The following morning Hall was handed over to the custody Detective Inspector Wensley who questioned him about the murder. According to Wensley, Hall told him that he head met the girl on Commercial Street and had gone with her to her room. There was, he said, no light in the room.
Hall had then continued:-
“I took off my jacket and waistcoat and asked her to light the gas. She said there was none. She then asked me to light a candle. I struck a match and just as I was lighting the candle on the mantel-piece, I turned round sharp and saw she had her hand inside my coat pocket. I said, ‘Is that your game?’ I flew at her in a rage and caught her by the throat, and threw her on the bed and held here there. She never spoke. I took out my knife, which I opened with my teeth, and stuck it into the side of her neck. I then threw the knife on the bed. I was frightened and put on my jacket and waistcoat and came out. There was no one about and I walked to the Sailors’ Rest, Limehouse, where I booked a bed in the name of Johnson, and I left there the following day, and have been tramping about ever since.”
Wensley escorted the prisoner back to London where, on Wednesday 28th July 1909, Hall appeared at Old Street Police Court, charged with the murder of Kate Ronan for which he was subsequently ordered to stand trial at the Old Bailey and he was duly remanded in custody.
THE PROSECUTION’S CASE
His trial opened at the old Bailey in September 1909, with Hall pleading “Not Guilty” to the “wilful murder of Kitty Rowan.”
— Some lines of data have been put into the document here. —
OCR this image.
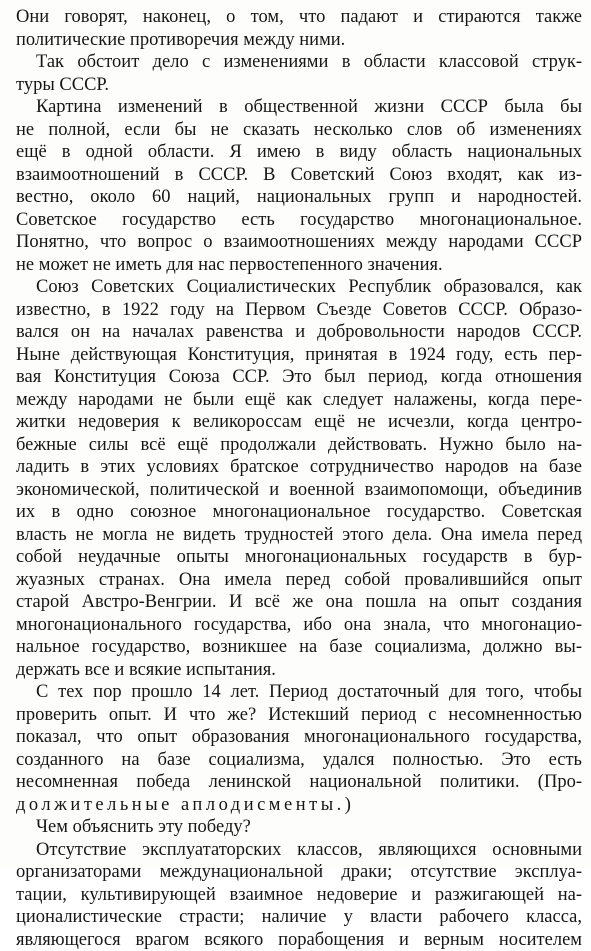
Они говорят, наконец, о том, что падают и стираются также
политические противоречия между ними.
Так обстоит дело с изменениями в области классовой струк-
туры СССР.
Картина изменений в общественной жизни СССР была бы
не полной, если бы не сказать несколько слов об изменениях
ещё в одной области. Я имею в виду область национальных
взаимоотношений в СССР. В Советский Союз входят, как из-
вестно, около 60 наций, национальных групп и народностей.
Советское государство есть государство многонациональное.
Понятно, что вопрос о взаимоотношениях между народами СССР
не может не иметь для нас первостепенного значения.
Союз Советских Социалистических Республик образовался, как
известно, в 1922 году на Первом Съезде Советов СССР. Образо-
вался он на началах равенства и добровольности народов СССР.
Ныне действующая Конституция, принятая в 1924 году, есть пер-
вая Конституция Союза ССР. Это был период, когда отношения
между народами не были ещё как следует налажены, когда пере-
житки недоверия к великороссам ещё не исчезли, когда центро-
бежные силы всё ещё продолжали действовать. Нужно было на-
ладить в этих условиях братское сотрудничество народов на базе
экономической, политической и военной взаимопомощи, объединив
их в одно союзное многонациональное государство. Советская
власть не могла не видеть трудностей этого дела. Она имела перед
собой неудачные опыты многонациональных государств в бур-
жуазных странах. Она имела перед собой провалившийся опыт
старой Австро-Венгрии. И всё же она пошла на опыт создания
многонационального государства, ибо она знала, что многонацио-
нальное государство, возникшее на базе социализма, должно вы-
держать все и всякие испытания.
С тех пор прошло 14 лет. Период достаточный для того, чтобы
проверить опыт. И что же? Истекший период с несомненностью
показал, что опыт образования многонационального государства,
созданного на базе социализма, удался полностью. Это есть
несомненная победа ленинской национальной политики. (Про-
должительные аплодисменты.)
Чем объяснить эту победу?
Отсутствие эксплуататорских классов, являющихся основными
организаторами междунациональной драки; отсутствие эксплуа-
тации, культивирующей взаимное недоверие и разжигающей на-
ционалистические страсти; наличие у власти рабочего класса,
являющегося врагом всякого порабощения и верным носителем
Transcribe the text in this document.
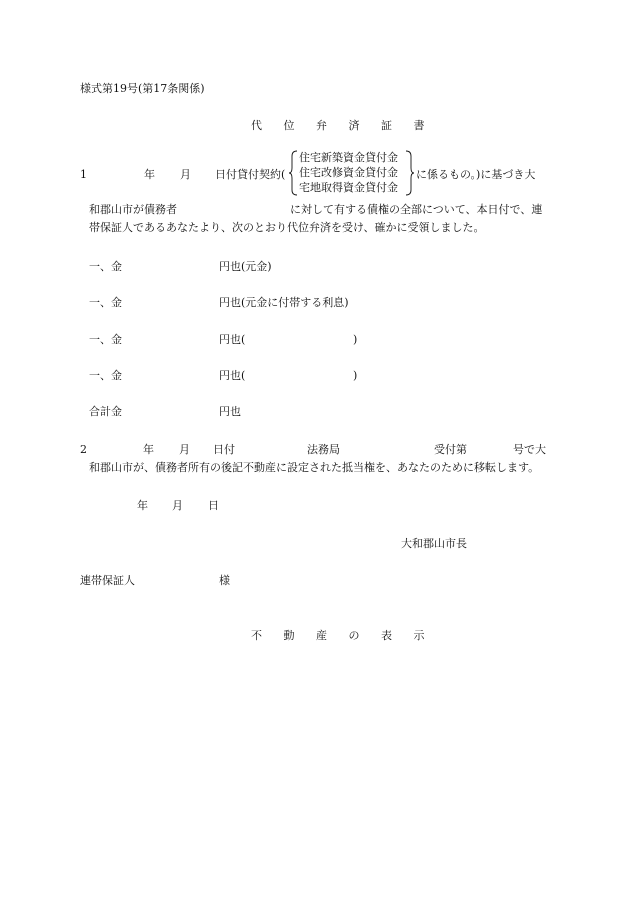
様式第19号(第17条関係)
代 位 弁 済 証 書
1	年 月 日付貸付契約(
住宅新築資金貸付金
住宅改修資金貸付金
宅地取得資金貸付金
に係るもの。)に基づき大
和郡山市が債務者	に対して有する債権の全部について、本日付で、連
帯保証人であるあなたより、次のとおり代位弁済を受け、確かに受領しました。
一、金	円也(元金)
一、金	円也(元金に付帯する利息)
一、金	円也(	)
一、金	円也(	)
合計金	円也
2	年 月 日付	法務局	受付第	号で大
和郡山市が、債務者所有の後記不動産に設定された抵当権を、あなたのために移転します。
年 月 日
大和郡山市長
連帯保証人	様
不 動 産 の 表 示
His defending barrister. Mr H. D. Harben claimed that his client’s confession was bogus and had been given under coercion, a claim that Wensley was eager to dispel, stating emphatically that, the fact that a penny had been found in the hand of the deceased suggested to him “that she was in the act of robbing someone at the time of her murder” and that that “someone” was undoubtedly Harold Hall.
Furthermore, he said, he was of the opinion that, “she had been murdered practically in the act or immediately after connection” – a euphemism at the time for sexual intercourse.
The prosecution was also adamant that the knife corroborated the prisoner’s confession:-
“The bloodstained knife was identified as his, there were points in his statement which, as far as the police knew, had never been mentioned in any newspaper account of the murder, and the prisoner was picked out by a witness named Wilkins from among a number of other persons at the police station as the man he had seen entering the court with the woman and coming away alone.
In the course of his statement the prisoner said that in South Africa a French woman had robbed him of all he had – £30. He did nothing to her, but he made up his mind if it occurred again what he would do.
He had, while employed as a paper sorter at a Salvation Army premises in Bermondsey, been seen working with a knife, one blade of which was broken and which corresponded with the knife found near the body of the dead girl.”
WILKINS RETRACTS HIS CONFESSION
However, when Alfred Wilkins was called to testify as to what he had seen, he had a change of heart and stated that he was not now sure that the prisoner was the man he had seen entering and leaving the court. When he picked him out at the police station, he said, he was recovering from a hangover.
Wilkins, it was transpiring was not a reliable witness and his credibility was undermined further when he was forced to admit that he himself was currently being held in custody awaiting trial for highway robbery with violence.
FOUND GUILTY OF THE MURDER OF KATE RONAN
Notwithstanding Wilkins’s change of mind, and the change of plea by the prisoner, the jury remained unconvinced, and Harold Hall was fount guilty of Kate Ronan’s murder.
The judge, Mr Justice Coleridge, duly sentence him to death, albeit no record has, as yet, been discovered to suggest that this sentence was actually carried out.